Parece que el animal se engañó en los primeros momentos, pues no bien Fajín se desabrochó el levitón y le colocó sobre el respaldo de una silla retiróse aquél al rincón de donde antes saliera meneando el rabo con muestras de satisfacción.

—¿Qué hay de nuevo? —preguntó Sikes.

—Pues hay... ¡Ah! Buenas noches, Anita.

El judío saludó a la joven con timidez manifiesta, cual si tuviera sus dudas acerca de la acogida que le dispensaría su amiga, a la que no había visto desde que aquélla había abrazado la defensa de Oliver. Sus dudas, sin embargo, desvanecieron en el acto, pues Anita retiró los pies de los morillos la chimenea, arrastró hacia atrás la silla en que estaba sentada y dijo al judío que aproximara la suya. No explicó el objeto; pero como la noche estaba extraordinaria fría. Fajín lo comprendió de sobra.

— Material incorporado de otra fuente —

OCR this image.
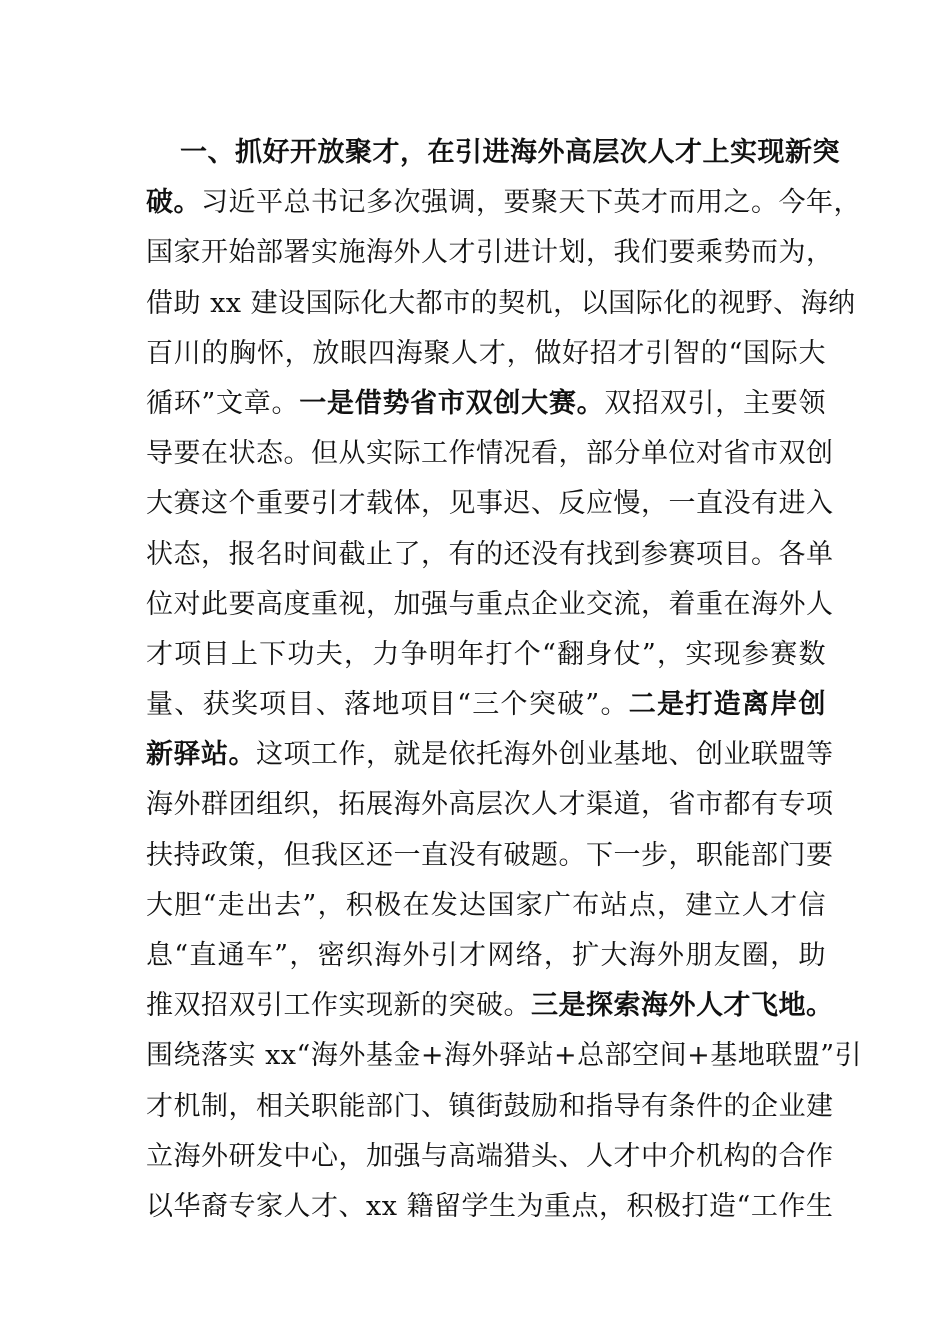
一、抓好开放聚才，在引进海外高层次人才上实现新突
破。习近平总书记多次强调，要聚天下英才而用之。今年，
国家开始部署实施海外人才引进计划，我们要乘势而为，
借助 xx 建设国际化大都市的契机，以国际化的视野、海纳
百川的胸怀，放眼四海聚人才，做好招才引智的“国际大
循环”文章。一是借势省市双创大赛。双招双引，主要领
导要在状态。但从实际工作情况看，部分单位对省市双创
大赛这个重要引才载体，见事迟、反应慢，一直没有进入
状态，报名时间截止了，有的还没有找到参赛项目。各单
位对此要高度重视，加强与重点企业交流，着重在海外人
才项目上下功夫，力争明年打个“翻身仗”，实现参赛数
量、获奖项目、落地项目“三个突破”。二是打造离岸创
新驿站。这项工作，就是依托海外创业基地、创业联盟等
海外群团组织，拓展海外高层次人才渠道，省市都有专项
扶持政策，但我区还一直没有破题。下一步，职能部门要
大胆“走出去”，积极在发达国家广布站点，建立人才信
息“直通车”，密织海外引才网络，扩大海外朋友圈，助
推双招双引工作实现新的突破。三是探索海外人才飞地。
围绕落实 xx“海外基金+海外驿站+总部空间+基地联盟”引
才机制，相关职能部门、镇街鼓励和指导有条件的企业建
立海外研发中心，加强与高端猎头、人才中介机构的合作
以华裔专家人才、xx 籍留学生为重点，积极打造“工作生
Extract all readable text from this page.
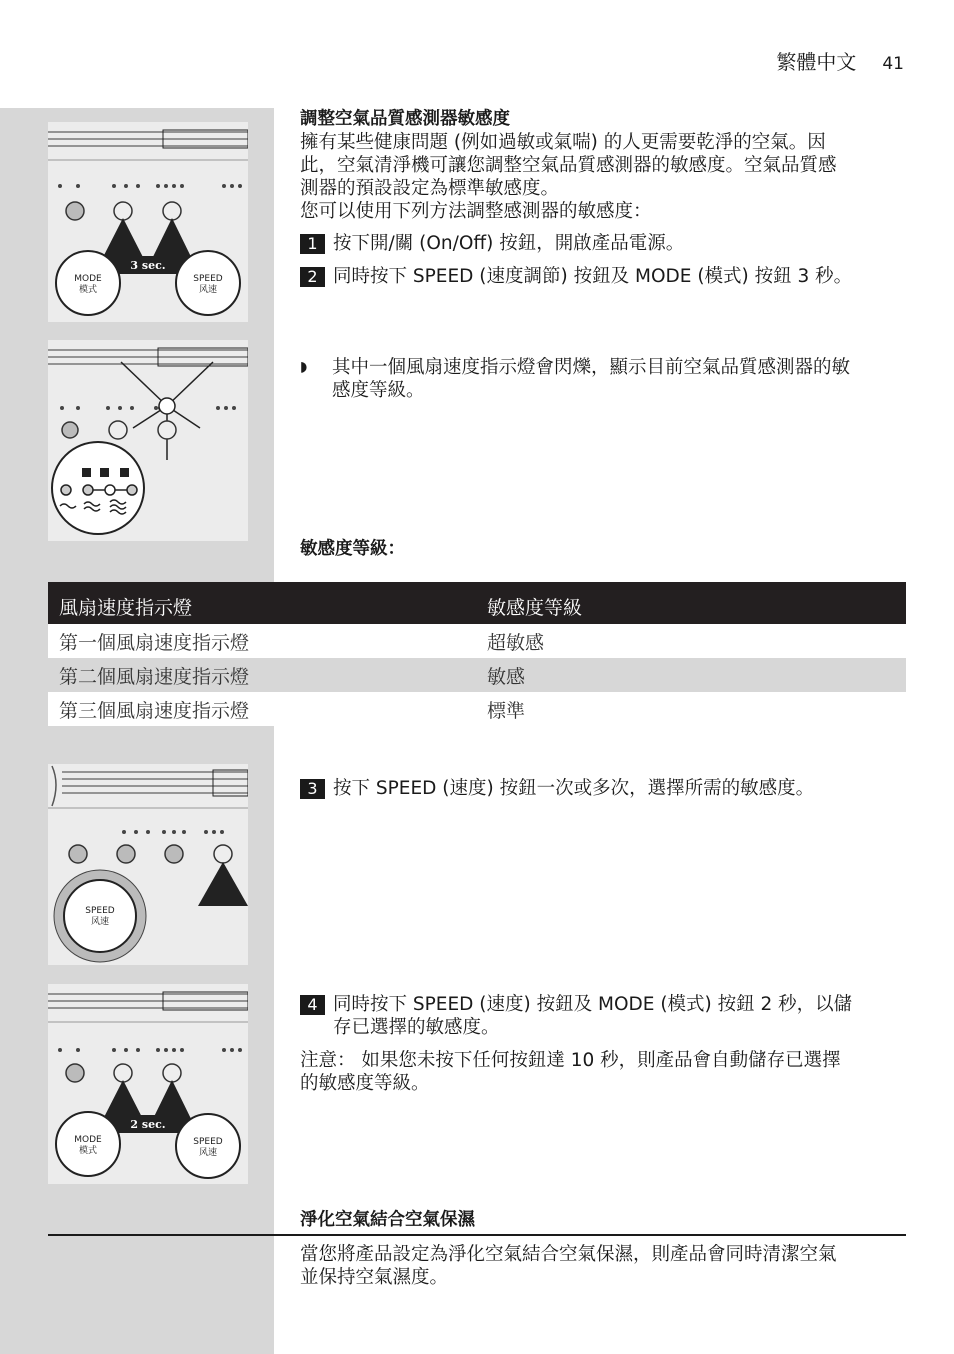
繁體中文 41
調整空氣品質感測器敏感度
擁有某些健康問題 (例如過敏或氣喘) 的人更需要乾淨的空氣。因
此，空氣清淨機可讓您調整空氣品質感測器的敏感度。空氣品質感
測器的預設設定為標準敏感度。
您可以使用下列方法調整感測器的敏感度：
1 按下開/關 (On/Off) 按鈕，開啟產品電源。
2 同時按下 SPEED (速度調節) 按鈕及 MODE (模式) 按鈕 3 秒。
◗	其中一個風扇速度指示燈會閃爍，顯示目前空氣品質感測器的敏
感度等級。
敏感度等級：
風扇速度指示燈	敏感度等級
第一個風扇速度指示燈	超敏感
第二個風扇速度指示燈	敏感
第三個風扇速度指示燈	標準
3 按下 SPEED (速度) 按鈕一次或多次，選擇所需的敏感度。
4 同時按下 SPEED (速度) 按鈕及 MODE (模式) 按鈕 2 秒，以儲
存已選擇的敏感度。
注意： 如果您未按下任何按鈕達 10 秒，則產品會自動儲存已選擇
的敏感度等級。
淨化空氣結合空氣保濕
當您將產品設定為淨化空氣結合空氣保濕，則產品會同時清潔空氣
並保持空氣濕度。
3 sec.
MODE
模式
SPEED
风速
SPEED
风速
2 sec.
MODE
模式
SPEED
风速
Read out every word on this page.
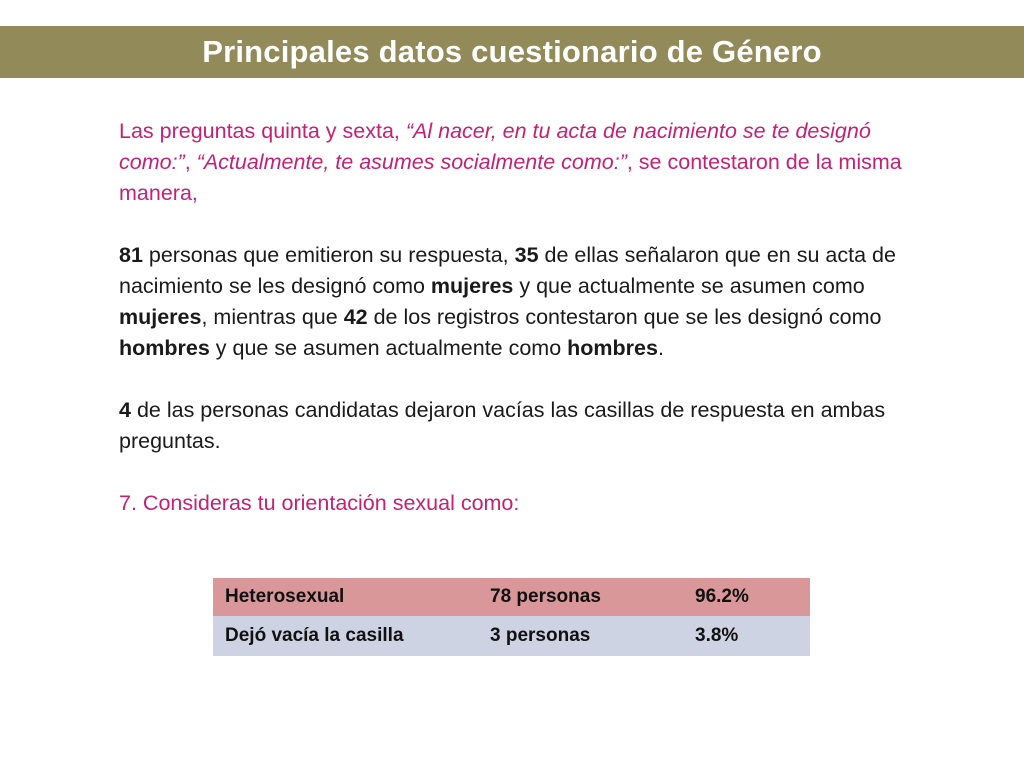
Principales datos cuestionario de Género

Las preguntas quinta y sexta, “Al nacer, en tu acta de nacimiento se te designó como:”, “Actualmente, te asumes socialmente como:”, se contestaron de la misma manera,

81 personas que emitieron su respuesta, 35 de ellas señalaron que en su acta de nacimiento se les designó como mujeres y que actualmente se asumen como mujeres, mientras que 42 de los registros contestaron que se les designó como hombres y que se asumen actualmente como hombres.

4 de las personas candidatas dejaron vacías las casillas de respuesta en ambas preguntas.

7. Consideras tu orientación sexual como:

Heterosexual	78 personas	96.2%
Dejó vacía la casilla	3 personas	3.8%
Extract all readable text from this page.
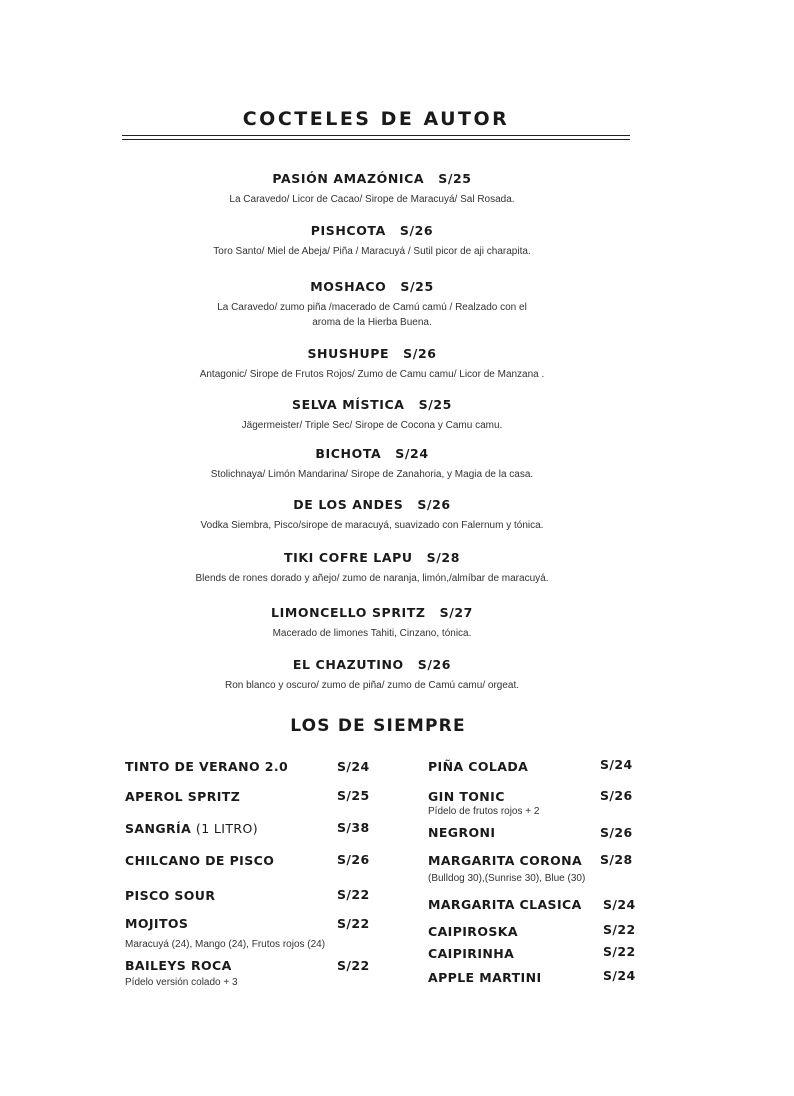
COCTELES DE AUTOR
PASIÓN AMAZÓNICA S/25
La Caravedo/ Licor de Cacao/ Sirope de Maracuyá/ Sal Rosada.
PISHCOTA S/26
Toro Santo/ Miel de Abeja/ Piña / Maracuyá / Sutil picor de aji charapita.
MOSHACO S/25
La Caravedo/ zumo piña /macerado de Camú camú / Realzado con el
aroma de la Hierba Buena.
SHUSHUPE S/26
Antagonic/ Sirope de Frutos Rojos/ Zumo de Camu camu/ Licor de Manzana .
SELVA MÍSTICA S/25
Jägermeister/ Triple Sec/ Sirope de Cocona y Camu camu.
BICHOTA S/24
Stolichnaya/ Limón Mandarina/ Sirope de Zanahoria, y Magia de la casa.
DE LOS ANDES S/26
Vodka Siembra, Pisco/sirope de maracuyá, suavizado con Falernum y tónica.
TIKI COFRE LAPU S/28
Blends de rones dorado y añejo/ zumo de naranja, limón,/almíbar de maracuyá.
LIMONCELLO SPRITZ S/27
Macerado de limones Tahiti, Cinzano, tónica.
EL CHAZUTINO S/26
Ron blanco y oscuro/ zumo de piña/ zumo de Camú camu/ orgeat.
LOS DE SIEMPRE
TINTO DE VERANO 2.0	S/24
APEROL SPRITZ	S/25
SANGRÍA (1 LITRO)	S/38
CHILCANO DE PISCO	S/26
PISCO SOUR	S/22
MOJITOS	S/22
Maracuyá (24), Mango (24), Frutos rojos (24)
BAILEYS ROCA	S/22
Pídelo versión colado + 3
PIÑA COLADA	S/24
GIN TONIC	S/26
Pídelo de frutos rojos + 2
NEGRONI	S/26
MARGARITA CORONA S/28
(Bulldog 30),(Sunrise 30), Blue (30)
MARGARITA CLASICA S/24
CAIPIROSKA	S/22
CAIPIRINHA	S/22
APPLE MARTINI	S/24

—Fría está de veras la noche, querida Anita —observó el judío acercando a la lumbre sus arrugadas manos—. Penetra hasta la médula de los huesos.

—Mucho más intenso habría de ser para que penetrase hasta tu corazón —dijo Sikes—. Dale algo de beber, Anita, y despacha pronto ¡voto al infierno! Me pone nervioso ver a ese carcamal tiritando de esa manera... ¡Si parece un espectro recién salido de la fosa!